Tons of guilt, years of it, yes, years, years. My little brother who was so proud of me, who was always in my shadow and never needed to be, because he was a better man than me. Edmund, who shadowed me to London, wanting to be a player, wanting to be me. He was betrayed by a bitch, you know. She broke his heart. And I should have looked after him, shouldn’t I? Of course I should, I was his big brother, but something got in the way, life got in the way, didn’t it, as it always does, my own sodden life, and now he’s dead, and love that comes too late is the last futile flag of our humanity, run up in anguish to signal to a vanished soul that this is what we meant to say, for years and years – and never did.
And so instead of the gravedigger’s sweat on that last day of the year, it was the sweat of the lone bell-ringer who went up the tower of St Saviour’s, Southwark, and began to pull on the forty-six hundredweight of bell suspended above his head.
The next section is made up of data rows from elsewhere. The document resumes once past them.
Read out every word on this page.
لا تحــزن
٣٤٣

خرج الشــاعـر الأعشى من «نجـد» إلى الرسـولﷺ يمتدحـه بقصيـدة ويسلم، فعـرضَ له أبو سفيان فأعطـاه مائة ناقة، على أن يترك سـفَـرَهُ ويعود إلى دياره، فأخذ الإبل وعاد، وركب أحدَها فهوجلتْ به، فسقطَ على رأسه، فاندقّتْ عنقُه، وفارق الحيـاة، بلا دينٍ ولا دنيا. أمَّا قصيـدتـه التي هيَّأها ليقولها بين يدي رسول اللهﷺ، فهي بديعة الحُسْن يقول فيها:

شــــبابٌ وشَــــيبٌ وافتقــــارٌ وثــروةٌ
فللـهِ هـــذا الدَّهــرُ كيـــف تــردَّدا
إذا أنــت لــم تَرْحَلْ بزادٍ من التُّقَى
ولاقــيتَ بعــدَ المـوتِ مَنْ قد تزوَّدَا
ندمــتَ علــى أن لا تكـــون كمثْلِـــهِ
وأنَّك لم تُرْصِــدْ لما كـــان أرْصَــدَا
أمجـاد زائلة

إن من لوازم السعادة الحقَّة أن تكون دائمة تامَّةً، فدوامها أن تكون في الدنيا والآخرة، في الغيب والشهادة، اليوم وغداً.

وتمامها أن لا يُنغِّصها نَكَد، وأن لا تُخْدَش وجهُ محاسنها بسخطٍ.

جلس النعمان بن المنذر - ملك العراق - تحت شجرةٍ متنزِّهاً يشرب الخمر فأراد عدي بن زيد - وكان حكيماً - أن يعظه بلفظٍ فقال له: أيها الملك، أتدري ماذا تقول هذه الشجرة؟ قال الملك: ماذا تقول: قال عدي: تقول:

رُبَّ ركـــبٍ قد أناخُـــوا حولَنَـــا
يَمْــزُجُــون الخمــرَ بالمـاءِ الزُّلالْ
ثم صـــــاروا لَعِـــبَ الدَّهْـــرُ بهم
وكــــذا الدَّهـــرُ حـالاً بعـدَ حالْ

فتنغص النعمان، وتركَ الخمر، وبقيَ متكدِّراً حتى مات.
His hands would have been blue up there in that freezing white air. Far beneath him the people on the Thames looked up – the foodsellers and football players and barbers and bear-keepers and the cold whores. The whores would have paid little attention. It was only the sound of another rich man’s funeral, apparently, if only they’d known, someone fat enough to have lain with flesh less diseased than their own, someone with sufficient cash to have paid for the knell of the big one. No whore’s ghost would ever hear that sound as the poxed corpse was shipped into the anonymous earth to the sound of silence broken only by the sextons’ spades and curses.
Edmund was buried in the actors’ quarter of the church, a shadow who never offended, a poor player who’d strutted less than his hour or two upon the stage. Just three days earlier we’d performed before the king at Whitehall. Our lines were still in our minds as we stood there thinking about an afternoon performance at the Globe that few would come to because of the cold. Players were a little better off than the fish stilled in the ice – at least we were alive, we who came away from Edmund’s grave that morning. But as for trade there was not much between us and the cursing watermen. It didn’t matter to me. Nothing much mattered to me after my little brother’s death. After that I was merely marking time.
65
Jack Frost
was not the only enemy to our livelihoods that year. There was a theatrical freeze on as well, a frost of fashion, Francis, settling on the kinds of play that had made my name, and tightening its white grip year by year. The stage had faded from the heyday of Faustus and Harry the Sixth. The grandeur and glory days had gone, and the drama no longer opened out for you a window onto the universe. It closed all the shutters instead and made you look in on a confined world, socially confined as in Ben’s plays, or spiritually, as in Webster. God and the Devil were no longer on stage. Nor were all their heroic opposites – just a collection of horrible or petty human beings, beetles with brains, and without souls.
Take Beaumont and Fletcher. They were the waterflies of the theatrical current. They’d written plays together and separately for the Children’s Companies and now for us, and they gave the middle classes the dreamy nonsense they wanted, weaving their pretty yarns and working the trick. Superficial writing is an easy winner with an idle and ignorant public.